Yoga sutras: essência dos ensinamentos filosóficos yogues

por Gilberto Coutinho

Aclamado por toda a Índia e por especialistas do mundo inteiro como um tratado – shastra – fundamental do Yoga Clássico, os Yoga Sutras de Patañjali (codificador do yoga) apresentam e elucidam de forma sábia, completa e profunda, na forma de 194 sutras ou aforismos, toda teoria da “Ciência do Yoga”, assim como suas diversas técnicas. Nele encontra-se a essência dos ensinamentos filosóficos yogues.

Continua após publicidade

O autor desse impressionante e importante tratado de filosofia yogue é tido como o mesmo Patañjali que escreveu o famoso Mahabhasya (“Grande Comentário”) a respeito de regras gramaticais do sânscrito do tratado (ou aforismos) de Panini.
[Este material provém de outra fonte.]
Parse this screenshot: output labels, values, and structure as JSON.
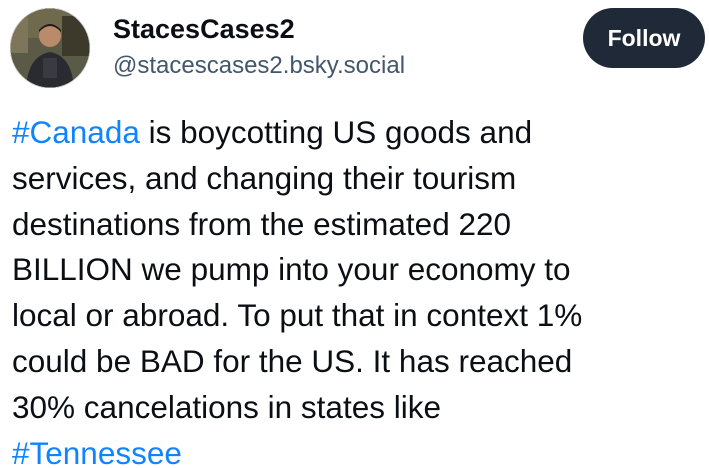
{
  "post": {
    "display_name": "StacesCases2",
    "handle": "@stacescases2.bsky.social",
    "follow_label": "Follow",
    "avatar_icon": "profile-photo-icon",
    "colors": {
      "text": "#0b0f14",
      "handle": "#42576c",
      "hashtag": "#1083fe",
      "follow_bg": "#1f2937",
      "follow_text": "#ffffff"
    },
    "lines": [
      {
        "tag": "#Canada",
        "rest": " is boycotting US goods and"
      },
      {
        "text": "services, and changing their tourism"
      },
      {
        "text": "destinations from the estimated 220"
      },
      {
        "text": "BILLION we pump into your economy to"
      },
      {
        "text": "local or abroad. To put that in context 1%"
      },
      {
        "text": "could be BAD for the US. It has reached"
      },
      {
        "text": "30% cancelations in states like"
      },
      {
        "tag": "#Tennessee"
      }
    ]
  }
}
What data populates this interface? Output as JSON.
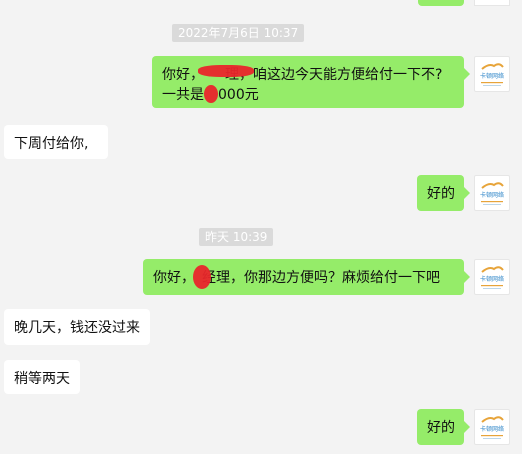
{
  "chat": {
    "timestamps": [
      "2022年7月6日 10:37",
      "昨天 10:39"
    ],
    "messages": {
      "m1_line1": "你好，　　理，咱这边今天能方便给付一下不?",
      "m1_line2": "一共是　000元",
      "m2": "下周付给你,",
      "m3": "好的",
      "m4": "你好，　经理，你那边方便吗？麻烦给付一下吧",
      "m5": "晚几天，钱还没过来",
      "m6": "稍等两天",
      "m7": "好的"
    },
    "avatar": {
      "logo_text": "卡顿网络",
      "icon": "company-logo-icon"
    }
  },
  "colors": {
    "background": "#f3f3f3",
    "sent_bubble": "#95ec69",
    "received_bubble": "#ffffff",
    "timestamp_bg": "#dadada",
    "redaction": "#e8262b"
  }
}
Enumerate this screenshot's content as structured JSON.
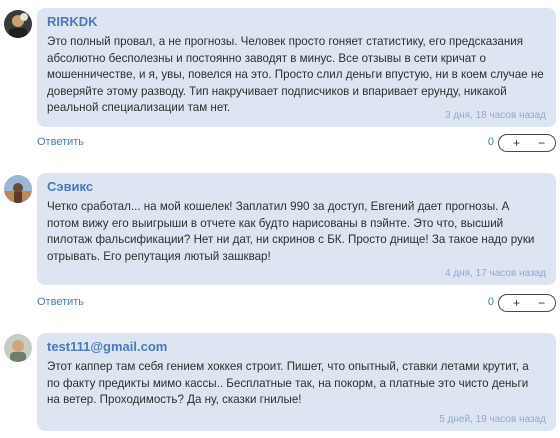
{
  "comments": [
    {
      "author": "RIRKDK",
      "text": "Это полный провал, а не прогнозы. Человек просто гоняет статистику, его предсказания абсолютно бесполезны и постоянно заводят в минус. Все отзывы в сети кричат о мошенничестве, и я, увы, повелся на это. Просто слил деньги впустую, ни в коем случае не доверяйте этому разводу. Тип накручивает подписчиков и впаривает ерунду, никакой реальной специализации там нет.",
      "date": "3 дня, 18 часов назад",
      "reply_label": "Ответить",
      "score": "0",
      "plus": "+",
      "minus": "−"
    },
    {
      "author": "Сэвикс",
      "text": "Четко сработал... на мой кошелек! Заплатил 990 за доступ, Евгений дает прогнозы. А потом вижу его выигрыши в отчете как будто нарисованы в пэйнте. Это что, высший пилотаж фальсификации? Нет ни дат, ни скринов с БК. Просто днище! За такое надо руки отрывать. Его репутация лютый зашквар!",
      "date": "4 дня, 17 часов назад",
      "reply_label": "Ответить",
      "score": "0",
      "plus": "+",
      "minus": "−"
    },
    {
      "author": "test111@gmail.com",
      "text": "Этот каппер там себя гением хоккея строит. Пишет, что опытный, ставки летами крутит, а по факту предикты мимо кассы.. Бесплатные так, на покорм, а платные это чисто деньги на ветер. Проходимость? Да ну, сказки гнилые!",
      "date": "5 дней, 19 часов назад"
    }
  ],
  "colors": {
    "bubble": "#dde5f3",
    "author": "#4a78c1",
    "date": "#93a8cf",
    "link": "#4a78c1"
  }
}
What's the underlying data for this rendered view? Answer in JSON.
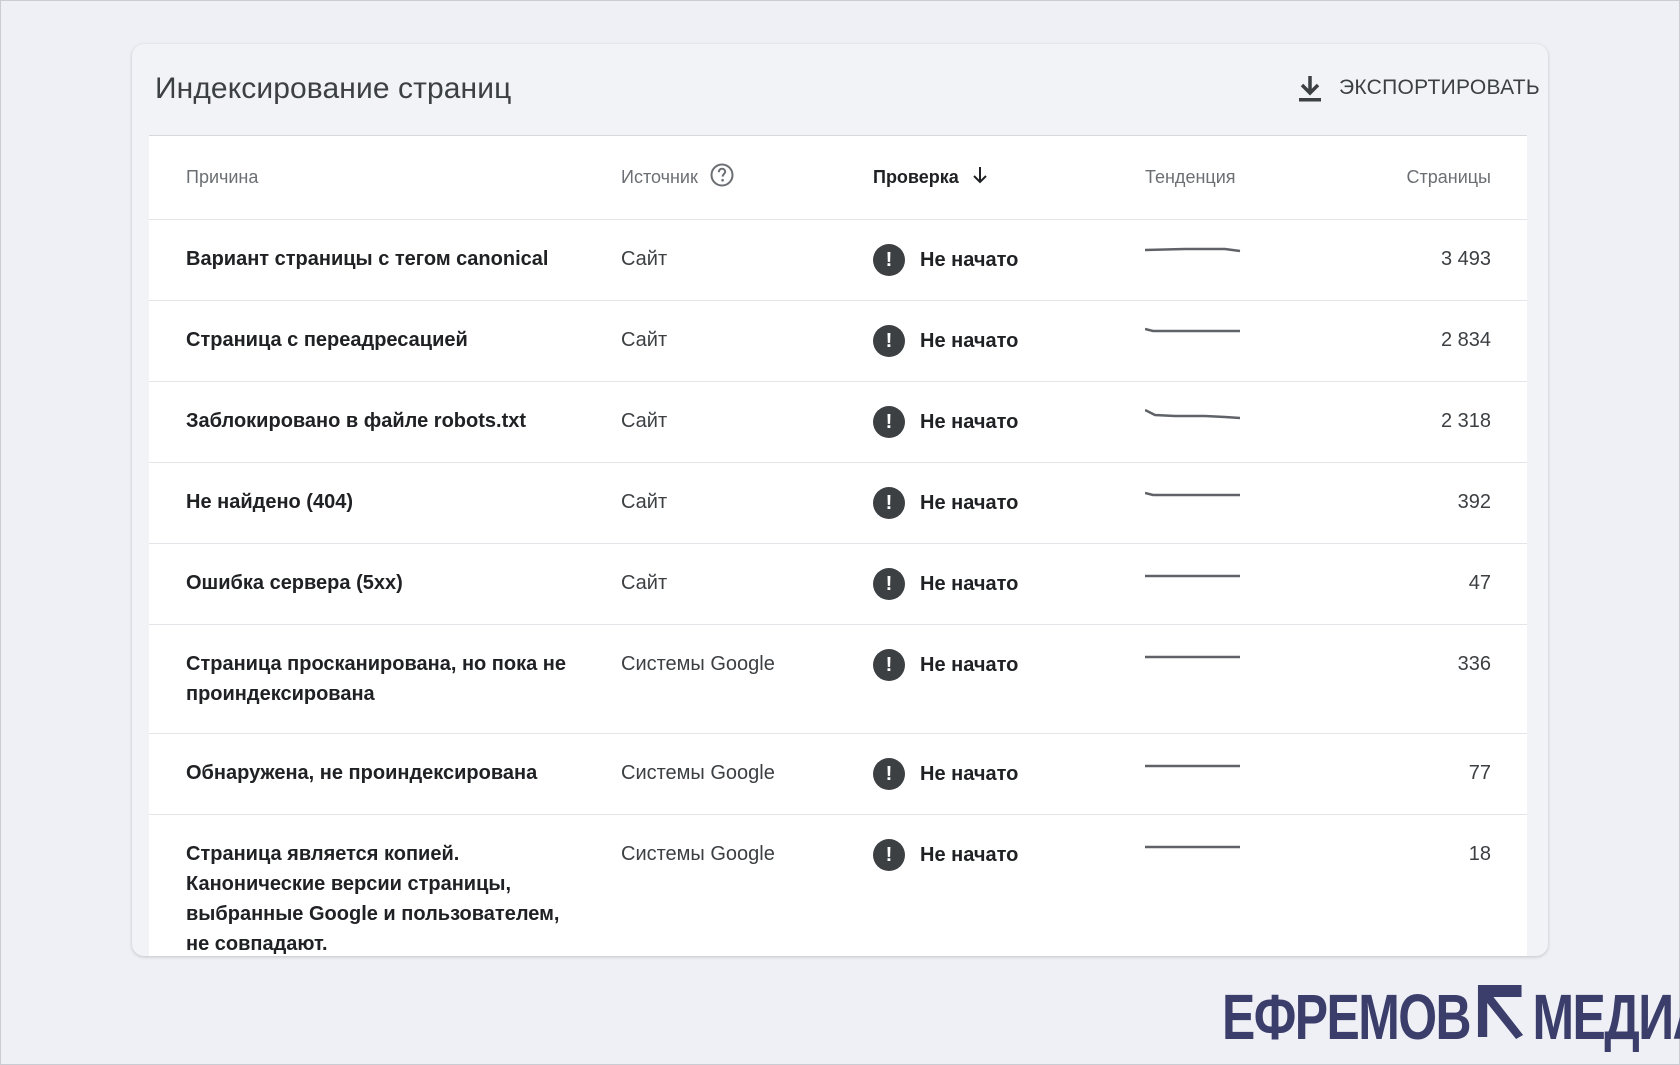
{
  "header": {
    "title": "Индексирование страниц",
    "export_label": "ЭКСПОРТИРОВАТЬ"
  },
  "table": {
    "columns": {
      "reason": "Причина",
      "source": "Источник",
      "check": "Проверка",
      "trend": "Тенденция",
      "pages": "Страницы"
    },
    "rows": [
      {
        "reason": "Вариант страницы с тегом canonical",
        "source": "Сайт",
        "status": "Не начато",
        "pages": "3 493"
      },
      {
        "reason": "Страница с переадресацией",
        "source": "Сайт",
        "status": "Не начато",
        "pages": "2 834"
      },
      {
        "reason": "Заблокировано в файле robots.txt",
        "source": "Сайт",
        "status": "Не начато",
        "pages": "2 318"
      },
      {
        "reason": "Не найдено (404)",
        "source": "Сайт",
        "status": "Не начато",
        "pages": "392"
      },
      {
        "reason": "Ошибка сервера (5xx)",
        "source": "Сайт",
        "status": "Не начато",
        "pages": "47"
      },
      {
        "reason": "Страница просканирована, но пока не проиндексирована",
        "source": "Системы Google",
        "status": "Не начато",
        "pages": "336"
      },
      {
        "reason": "Обнаружена, не проиндексирована",
        "source": "Системы Google",
        "status": "Не начато",
        "pages": "77"
      },
      {
        "reason": "Страница является копией. Канонические версии страницы, выбранные Google и пользователем, не совпадают.",
        "source": "Системы Google",
        "status": "Не начато",
        "pages": "18"
      }
    ]
  },
  "logo": {
    "left": "ЕФРЕМОВ",
    "right": "МЕДИА",
    "color": "#3b3d6b"
  },
  "colors": {
    "background": "#eef0f5",
    "status_icon": "#3c4043",
    "trend_line": "#5f6368"
  },
  "icons": {
    "export": "download-icon",
    "help": "help-circle-icon",
    "sort": "arrow-down-icon",
    "status": "exclamation-circle-icon"
  }
}
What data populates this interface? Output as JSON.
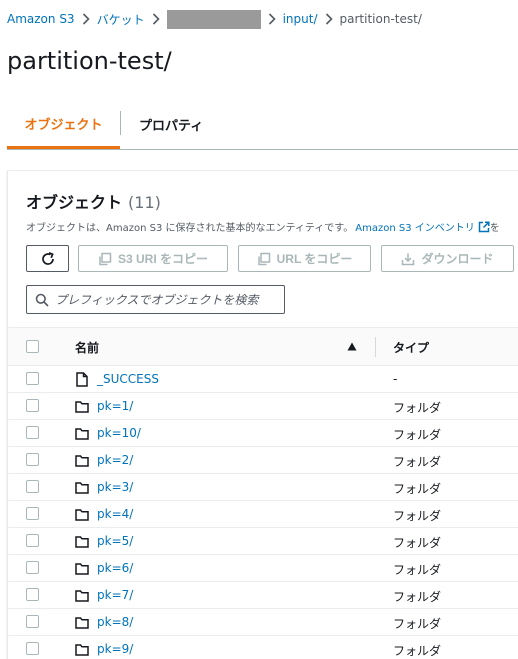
{
  "breadcrumb": {
    "items": [
      {
        "label": "Amazon S3"
      },
      {
        "label": "バケット"
      },
      {
        "label": ""
      },
      {
        "label": "input/"
      },
      {
        "label": "partition-test/"
      }
    ]
  },
  "page": {
    "title": "partition-test/"
  },
  "tabs": [
    {
      "label": "オブジェクト",
      "active": true
    },
    {
      "label": "プロパティ",
      "active": false
    }
  ],
  "objects_panel": {
    "title": "オブジェクト",
    "count": "(11)",
    "description": "オブジェクトは、Amazon S3 に保存された基本的なエンティティです。",
    "inventory_link": "Amazon S3 インベントリ",
    "description_tail": "を",
    "buttons": {
      "refresh_icon": "refresh-icon",
      "copy_s3_uri": "S3 URI をコピー",
      "copy_url": "URL をコピー",
      "download": "ダウンロード"
    },
    "search": {
      "placeholder": "プレフィックスでオブジェクトを検索"
    }
  },
  "table": {
    "columns": {
      "name": "名前",
      "type": "タイプ"
    },
    "sort": "ascending",
    "rows": [
      {
        "name": "_SUCCESS",
        "type": "-",
        "icon": "file-icon"
      },
      {
        "name": "pk=1/",
        "type": "フォルダ",
        "icon": "folder-icon"
      },
      {
        "name": "pk=10/",
        "type": "フォルダ",
        "icon": "folder-icon"
      },
      {
        "name": "pk=2/",
        "type": "フォルダ",
        "icon": "folder-icon"
      },
      {
        "name": "pk=3/",
        "type": "フォルダ",
        "icon": "folder-icon"
      },
      {
        "name": "pk=4/",
        "type": "フォルダ",
        "icon": "folder-icon"
      },
      {
        "name": "pk=5/",
        "type": "フォルダ",
        "icon": "folder-icon"
      },
      {
        "name": "pk=6/",
        "type": "フォルダ",
        "icon": "folder-icon"
      },
      {
        "name": "pk=7/",
        "type": "フォルダ",
        "icon": "folder-icon"
      },
      {
        "name": "pk=8/",
        "type": "フォルダ",
        "icon": "folder-icon"
      },
      {
        "name": "pk=9/",
        "type": "フォルダ",
        "icon": "folder-icon"
      }
    ]
  },
  "colors": {
    "link": "#0073bb",
    "active_tab": "#ec7211",
    "disabled": "#aab7b8",
    "text": "#16191f"
  }
}
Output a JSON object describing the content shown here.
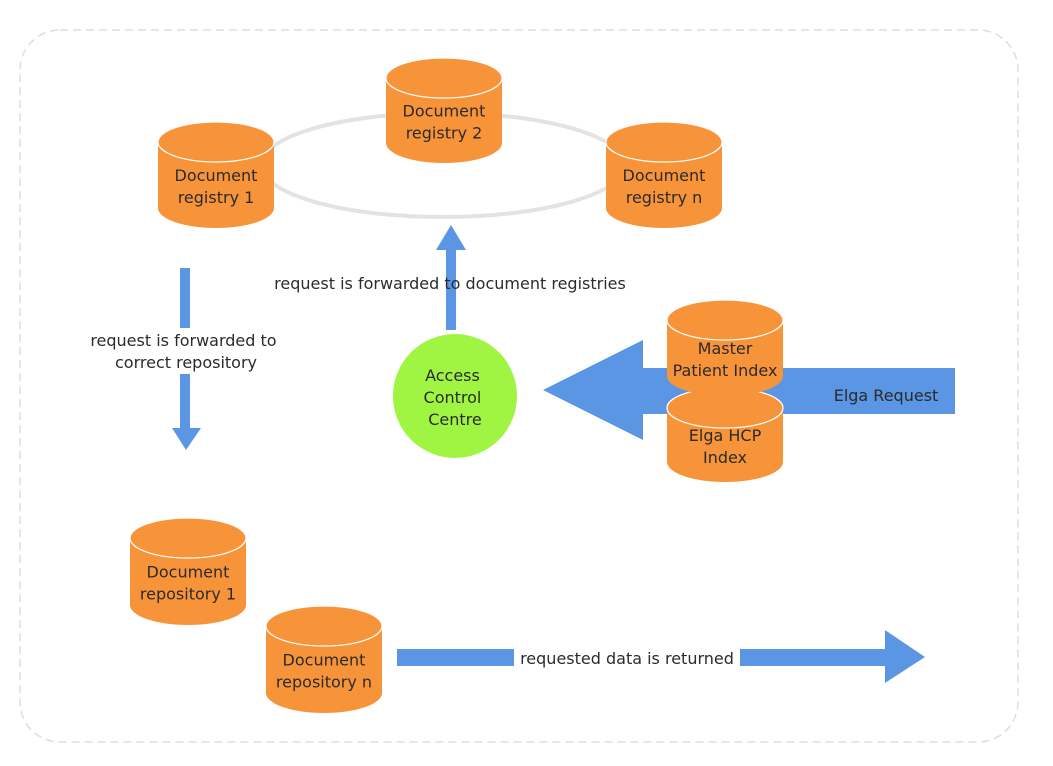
{
  "colors": {
    "database": "#F7943A",
    "arrow": "#5B96E4",
    "access_control": "#9FF542",
    "ring": "#E3E3E3",
    "border": "#DDDDDD"
  },
  "nodes": {
    "registry_1": [
      "Document",
      "registry 1"
    ],
    "registry_2": [
      "Document",
      "registry 2"
    ],
    "registry_n": [
      "Document",
      "registry n"
    ],
    "repository_1": [
      "Document",
      "repository 1"
    ],
    "repository_n": [
      "Document",
      "repository n"
    ],
    "master_patient_index": [
      "Master",
      "Patient Index"
    ],
    "elga_hcp_index": [
      "Elga HCP",
      "Index"
    ],
    "access_control_centre": [
      "Access",
      "Control",
      "Centre"
    ]
  },
  "labels": {
    "forward_registries": "request is forwarded to document registries",
    "forward_repository": [
      "request is forwarded to",
      "correct repository"
    ],
    "elga_request": "Elga Request",
    "data_returned": "requested data is returned"
  }
}
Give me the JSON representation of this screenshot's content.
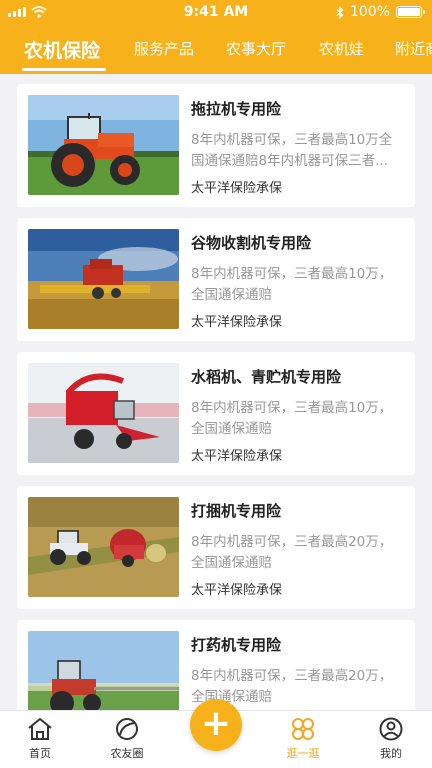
{
  "status_bar": {
    "time": "9:41 AM",
    "battery": "100%"
  },
  "tabs": [
    {
      "label": "农机保险",
      "active": true
    },
    {
      "label": "服务产品",
      "active": false
    },
    {
      "label": "农事大厅",
      "active": false
    },
    {
      "label": "农机娃",
      "active": false
    },
    {
      "label": "附近商",
      "active": false
    }
  ],
  "products": [
    {
      "title": "拖拉机专用险",
      "description": "8年内机器可保，三者最高10万全国通保通赔8年内机器可保三者...",
      "insurer": "太平洋保险承保",
      "image": "tractor-photo"
    },
    {
      "title": "谷物收割机专用险",
      "description": "8年内机器可保，三者最高10万，全国通保通赔",
      "insurer": "太平洋保险承保",
      "image": "harvester-photo"
    },
    {
      "title": "水稻机、青贮机专用险",
      "description": "8年内机器可保，三者最高10万，全国通保通赔",
      "insurer": "太平洋保险承保",
      "image": "forage-harvester-photo"
    },
    {
      "title": "打捆机专用险",
      "description": "8年内机器可保，三者最高20万，全国通保通赔",
      "insurer": "太平洋保险承保",
      "image": "baler-photo"
    },
    {
      "title": "打药机专用险",
      "description": "8年内机器可保，三者最高20万，全国通保通赔",
      "insurer": "",
      "image": "sprayer-photo"
    }
  ],
  "bottom_nav": {
    "home": {
      "label": "首页",
      "icon": "home-icon"
    },
    "friends": {
      "label": "农友圈",
      "icon": "leaf-icon"
    },
    "add": {
      "label": "+",
      "icon": "plus-icon"
    },
    "browse": {
      "label": "逛一逛",
      "icon": "clover-icon",
      "active": true
    },
    "mine": {
      "label": "我的",
      "icon": "user-icon"
    }
  },
  "colors": {
    "brand": "#f7b21b",
    "active_nav": "#f5a623",
    "text_muted": "#999999"
  }
}
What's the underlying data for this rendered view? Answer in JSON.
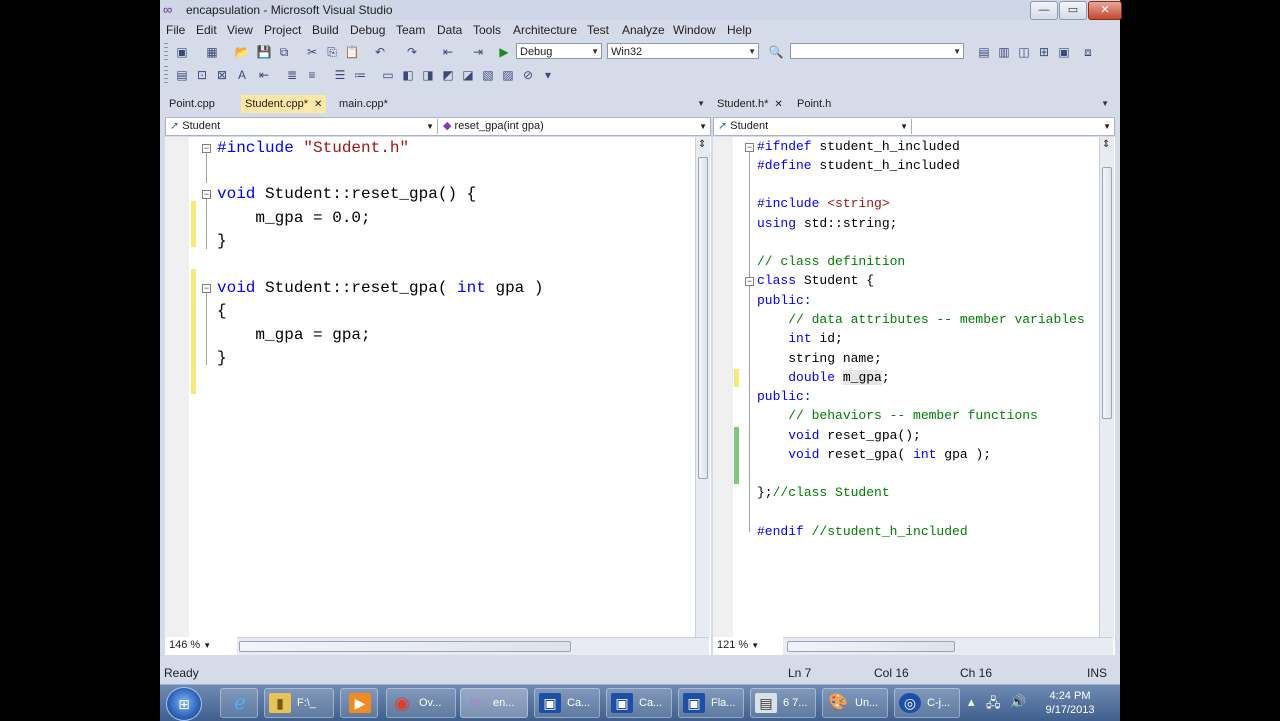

Outro trabalho também atribuído a Patañjali é um importante tratado de medicina. Patañjali não foi apenas eminente gramático e um grande filósofo, mas também um grande médico. Em sua abordagem, ele tratava do corpo, da mente e do espírito como um todo. O período em que Patañjali viveu, na Índia, é fixado no século III antes de Cristo.

Patañjali sistematizou, codificou e compilou de forma concisa e perfeita todo ensinamento filosófico e técnico do Yoga; é, portanto, considerado o grande “Codificador do Yoga”. Esse célebre sábio e yogue é tido como um dos três mais famosos gramáticos do idioma sânscrito da antiga Índia; os outros dois são Panini e Katyayana.

O tratado a ser estudado é composto de quatro capítulos:

(1) Samádhi pádah – a trilha que conduz à contemplação e/ou à “iluminação” (51 sutras);

Continua após publicidade

(2) Sádhana pádah – o caminho da prática (55 sutras);

(3) Vibhúti pádah – o caminho dos poderes ou siddhis (54 sutras);

(4) Kaivalya pádah – o caminho que conduz à absoluta independência ou à emancipação final (34 sutras).

Continua após publicidade

Considerações:

Antes de surgir a escrita na Índia, todo conhecimento existente naquela época, os ensinamentos dos Vedas, do Yoga e da medicina Ayurveda, de outras escolas filosóficas (dárshanas), assim como as tradições culturais e religiosas eram transmitidos oralmente, em sânscrito (dentre outros dialetos falados), de pai para filho, de mestre (guru) para discípulo (síshya).

Na tradição do Yoga, essa transmissão do conhecimento era feita oralmente, de “boca a ouvido”, través de uma respeitosa sucessão discipular, de mestre para discípulo, geralmente, na forma de sutras, obedecendo a uma rígida disciplina, austeridade e hierarquia, chamada de “paramparaa” (parampará). Com o surgimento da escrita dêvanágari, tais conhecimentos passaram a ser registrados em folhas de palmeiras (na forma de livros), tecidos de algodão, em rochas, metais etc. O sânscrito é uma antiga língua indoariana que se tornou o idioma sagrado da civilização brâmane.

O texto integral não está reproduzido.